早稲田大学政経学部卒業。同大学院修士課程修了(経済学修士)。野村総合研究所にて17年間証券アナリスト、インベストメントバンキング業務等に従事。1991年JAFCO に出向、審査部長、海外審査部長を歴任。1994年國學院大学に移り、現在同大学名誉教授。1999年から約2年間スタンフォード大学客員研究員。日本ベンチャー学会理事であり、日本ベンチャーキャピタル協会設立にも中心的に尽力。2019年7月よりインデペンデンツクラブ代表理事に就任。
   

 報道によると、政府は2月16日(金)従業員2000名以下の企業を「中堅企業」と位置付ける産業競争力強化法の改正案を閣議決定したという。

 日本での企業の規模別分類としては、1963年(昭和38年)に制定された「中小企業基本法」(その後数回改訂)に基づく分類があるだけで、そこでは対象の中小企業者並びに小規模企業者を業種別に分けた上で、資本金ないしは従業員数によって分類している。従って、中小・小規模企業以外の企業は大企業と分類される。ちなみに、その分類でみた中小・小規模企業の社数は日本全体の約70%を占め、従業員数は99%以上を占めている。

 上記の閣議決定された産業競争力強化法の改正案の狙いは、従業員数300名以上の大企業と政策対象の従業員数300名以下の中小・小規模企業の間に従業員数2000名以下の企業を「中堅企業」として位置付け、様々な税制優遇などの支援措置を重点的に行うことで、より高い成長を実現してもらうことにあるようだ。経産省の資料によると、現状従業員数300人以上2000人以下の「中堅企業」は約9000社、これらの企業の多くは地域経済の担い手で、これまでは大企業として扱われ中小・小規模企業のように政策支援対象にならなかったが、彼らを政策的に支援する対象にすることで地域経済の活性化にも繋がることを期待している。

 「中堅企業」というとこれまで一般的には、中小企業と呼ぶには企業規模が大きく、大企業と呼ぶにはそこまで規模が大きくない企業、といったかなり企業規模に基づいた曖昧な定義がなされて来たように思う。しかし、「中堅企業」は学術的、歴史的にはかなり重要な概念なのだ。

 先に戦後1963年に「中小企業基本法」が制定されたことを述べた。そこには政策対象としての中小企業の定義・位置付けがなされており、それは当時の日本の経済学の主流の考え方であった「二重構造論」に基づく定義・位置付けであった。

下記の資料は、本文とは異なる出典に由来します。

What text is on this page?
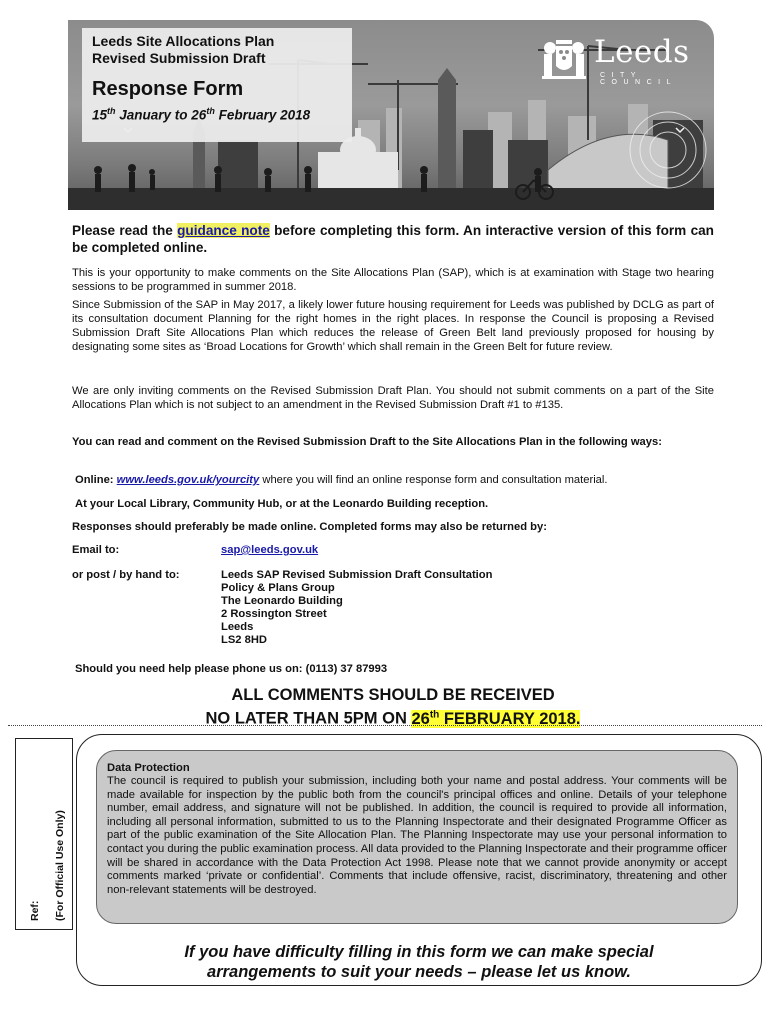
Leeds Site Allocations Plan
Revised Submission Draft
Response Form
15th January to 26th February 2018
Leeds
CITY COUNCIL
Please read the guidance note before completing this form. An interactive version of this form can be completed online.
This is your opportunity to make comments on the Site Allocations Plan (SAP), which is at examination with Stage two hearing sessions to be programmed in summer 2018.
Since Submission of the SAP in May 2017, a likely lower future housing requirement for Leeds was published by DCLG as part of its consultation document Planning for the right homes in the right places. In response the Council is proposing a Revised Submission Draft Site Allocations Plan which reduces the release of Green Belt land previously proposed for housing by designating some sites as ‘Broad Locations for Growth’ which shall remain in the Green Belt for future review.
We are only inviting comments on the Revised Submission Draft Plan. You should not submit comments on a part of the Site Allocations Plan which is not subject to an amendment in the Revised Submission Draft #1 to #135.
You can read and comment on the Revised Submission Draft to the Site Allocations Plan in the following ways:
Online: www.leeds.gov.uk/yourcity where you will find an online response form and consultation material.
At your Local Library, Community Hub, or at the Leonardo Building reception.
Responses should preferably be made online. Completed forms may also be returned by:
Email to:	sap@leeds.gov.uk
or post / by hand to:	Leeds SAP Revised Submission Draft Consultation
Policy & Plans Group
The Leonardo Building
2 Rossington Street
Leeds
LS2 8HD
Should you need help please phone us on: (0113) 37 87993
ALL COMMENTS SHOULD BE RECEIVED
NO LATER THAN 5PM ON 26th FEBRUARY 2018.
Ref: (For Official Use Only)
Data Protection
The council is required to publish your submission, including both your name and postal address. Your comments will be made available for inspection by the public both from the council's principal offices and online. Details of your telephone number, email address, and signature will not be published. In addition, the council is required to provide all information, including all personal information, submitted to us to the Planning Inspectorate and their designated Programme Officer as part of the public examination of the Site Allocation Plan. The Planning Inspectorate may use your personal information to contact you during the public examination process. All data provided to the Planning Inspectorate and their programme officer will be shared in accordance with the Data Protection Act 1998. Please note that we cannot provide anonymity or accept comments marked ‘private or confidential’. Comments that include offensive, racist, discriminatory, threatening and other non-relevant statements will be destroyed.
If you have difficulty filling in this form we can make special
arrangements to suit your needs – please let us know.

「二重構造論」とは簡単に述べれば、中小企業は小規模であるため経営資源が不十分であるため、大企業のように生産性を高め賃金を高くすることは難しく、大企業との格差を自ら解消することは不可能なため、中小企業は政策的に保護・支援する必要があるという考え方であった。

 こうした考え方に実証的な調査研究で異論を唱えたのが当時専修大学教授であった故中村秀一郎氏で、中村氏は当時のパイオニアやオンワード樫山など100社以上の下請ではない独立系企業を調査・分析し、中小企業の枠を超えて成長・拡大している企業を確認した上で「中堅企業」と名付けた。中村氏は1964年に『中堅企業論』という書籍を書かれている。当時、日本経済は戦後の経済発展が始まっており、人々のニーズは多様化し始めていた。そうした多様化したニーズをうまくとらえて企業成長に繋げた企業等が「中堅企業」といえる。

 中村氏はその後、清成忠男氏、平尾誠二氏と共に1971年に出版された『ベンチャー・ビジネスー頭脳を売る小さな大企業』(1971年)にも共同執筆されている。

 中村氏の「中堅企業」という企業類型は、今回閣議決定された「中堅企業」とは勿論異なる。今回の「中堅企業」が従業員数2000名以下となった理由等多少気になるところもあるが、「中堅企業」が支援対象になることで、その成長力がより大きくなることを期待したい。